Boxing: Nobody But Judges Should Sit at Ringside During Matches

Cliff EasthamSenior Writer IIApril 3, 2010

The powers-that-be in professional boxing should introduce a new rule: Only judges are to sit at ringside.

You may well be wondering, "What the hell?"

That would be a fair question. The reason I say that stems from drama that came at the conclusion of the Super-Six boxing match last Saturday night in Detroit.

The fight ended with Andre Dirrell on the canvas, after Arthur Abraham didn't put the brakes on a right hand to the chin.

The fight also ended, might I add, with the referee Laurence Cole not visible on the television screen.

Some have said that he pulled Abraham away from Dirrell. Nothing could be further from the truth. Abraham met him halfway on his sojourn to the "crime" scene.

Cole truly didn't know what was happening.  

The clock showed 1:55 to go in the 11th round when Dirrell went down. Cole came over, sent Abraham to a neutral corner, and appeared to be ready to begin counting Dirrell out.

It was only after Cole was informed by members of the Showtime broadcasting crew—Al Bernstein, Antonio Tarver, and Steve Albert—that Abraham hit Dirrell while he was down, he called in the doctor.

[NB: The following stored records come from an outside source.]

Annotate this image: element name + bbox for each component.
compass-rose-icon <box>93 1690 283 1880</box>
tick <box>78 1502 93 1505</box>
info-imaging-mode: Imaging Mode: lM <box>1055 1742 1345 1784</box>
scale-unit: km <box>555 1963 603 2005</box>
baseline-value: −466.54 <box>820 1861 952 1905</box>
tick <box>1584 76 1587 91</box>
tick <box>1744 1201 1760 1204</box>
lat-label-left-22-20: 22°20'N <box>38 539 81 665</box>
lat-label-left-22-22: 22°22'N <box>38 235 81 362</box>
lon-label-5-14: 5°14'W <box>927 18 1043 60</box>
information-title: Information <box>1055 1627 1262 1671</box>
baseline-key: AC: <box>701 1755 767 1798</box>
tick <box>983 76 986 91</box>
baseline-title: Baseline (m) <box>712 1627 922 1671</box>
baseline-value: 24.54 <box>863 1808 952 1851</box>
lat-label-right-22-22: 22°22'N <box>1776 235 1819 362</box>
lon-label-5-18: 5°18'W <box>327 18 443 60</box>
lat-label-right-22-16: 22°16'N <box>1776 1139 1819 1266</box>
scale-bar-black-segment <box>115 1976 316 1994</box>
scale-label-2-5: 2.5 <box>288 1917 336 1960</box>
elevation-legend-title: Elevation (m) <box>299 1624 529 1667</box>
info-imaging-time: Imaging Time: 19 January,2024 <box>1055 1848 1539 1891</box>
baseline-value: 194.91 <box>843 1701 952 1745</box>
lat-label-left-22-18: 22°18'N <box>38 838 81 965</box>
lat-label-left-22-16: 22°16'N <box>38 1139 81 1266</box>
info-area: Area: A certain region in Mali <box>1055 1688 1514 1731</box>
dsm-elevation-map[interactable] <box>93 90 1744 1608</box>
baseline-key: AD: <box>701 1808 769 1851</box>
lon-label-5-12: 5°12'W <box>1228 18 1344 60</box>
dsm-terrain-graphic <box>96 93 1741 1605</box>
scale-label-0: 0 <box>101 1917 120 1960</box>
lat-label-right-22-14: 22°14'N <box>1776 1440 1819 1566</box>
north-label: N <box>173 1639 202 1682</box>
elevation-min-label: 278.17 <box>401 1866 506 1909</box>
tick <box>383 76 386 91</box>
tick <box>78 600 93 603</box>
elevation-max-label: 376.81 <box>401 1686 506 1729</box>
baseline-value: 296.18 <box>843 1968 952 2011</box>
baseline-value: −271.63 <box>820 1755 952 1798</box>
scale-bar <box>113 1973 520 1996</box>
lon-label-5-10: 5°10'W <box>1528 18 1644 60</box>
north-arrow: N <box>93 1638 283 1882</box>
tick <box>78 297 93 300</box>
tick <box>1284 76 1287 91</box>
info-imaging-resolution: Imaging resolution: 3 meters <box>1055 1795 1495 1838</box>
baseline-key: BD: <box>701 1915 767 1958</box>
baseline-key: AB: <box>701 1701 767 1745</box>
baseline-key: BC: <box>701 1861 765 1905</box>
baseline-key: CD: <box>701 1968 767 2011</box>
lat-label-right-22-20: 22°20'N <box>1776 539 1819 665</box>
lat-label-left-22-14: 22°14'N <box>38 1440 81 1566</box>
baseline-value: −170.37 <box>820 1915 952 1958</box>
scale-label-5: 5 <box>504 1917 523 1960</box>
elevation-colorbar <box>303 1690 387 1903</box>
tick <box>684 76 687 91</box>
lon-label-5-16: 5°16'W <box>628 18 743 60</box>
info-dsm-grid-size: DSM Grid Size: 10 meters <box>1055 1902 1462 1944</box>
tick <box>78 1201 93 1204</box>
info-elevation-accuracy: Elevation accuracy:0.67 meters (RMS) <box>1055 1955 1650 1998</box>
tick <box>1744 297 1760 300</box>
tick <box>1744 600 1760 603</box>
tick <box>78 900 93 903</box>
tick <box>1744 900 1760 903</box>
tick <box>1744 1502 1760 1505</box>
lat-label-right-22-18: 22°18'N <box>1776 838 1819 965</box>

Then at 1:27, a full 28 seconds after Dirrell was hit, Cole told Abraham he was DQ'd.

What would have happened had Cole not been informed of the happenings?

He did not rely on fact, but rather, the opinion of boxing "experts" who could see much better than he.

Being at ringside, those guys could see plainly that Dirrell was going down, and that Abraham hit him while doing so. Abraham was looking into the Dirrell's eyes (or even higher, if you look in slow motion) and not aware that he was down.

The announcers, not just Showtime, I am speaking about all of them—HBO, ESPN, FOX, the whole lot of them—are too close, too vocal, and too opinionated to be objective.

They can influence the judges with their scoring, and obviously the referee with his officiating of the fight.

Where is replay when it is needed?  That fight ended in controversy wrapped in confusion, sprinkled with BS.

If a referee took the time to look at the tape (in real time and in slow motion), he would see that it was not intentional.

He could have deducted a point or two from Abraham and given Dirrell five minutes to regroup.

The punch that was heard around the world was not that big of a deal. Yeah, Abe hits hard, but that shot was not fully cocked. 

Dirrell didn't start laying down until he heard Bernstein say that "if he is knocked out Abraham should be disqualified."

The man knew the fight was his if he could stay away, but it became increasingly clear that he couldn't run much longer. A DQ would be a nice, respectable way out.

Football uses replays, so does basketball, and now even baseball uses it sparingly.

Reporters and announcers do not need to sit under the fighters, even if they have been doing so since Bert Sugar was a little kid. They can see all they need to see in an area away from talking distance.

I have seen fighters play to what the announcers say at times. You have too. Admit it!

Is this just another part of the secret workings of the game? I have been watching boxing for over 50 years, and I love the sport.

It is the only sport (I think) where nobody knows what the score is at any time prior to the end. And now we see the media influencing the officials.

I don't know what the answer is to finding a place for them to sit, but it should be at least 30-40 feet from the ring apron. And the replay should be used if there is any serious controversy involved.

As Warner Wolf would say, "Let's go to the video tape."

Better yet, let's just fire all the referees and let the media "experts" decide the fights.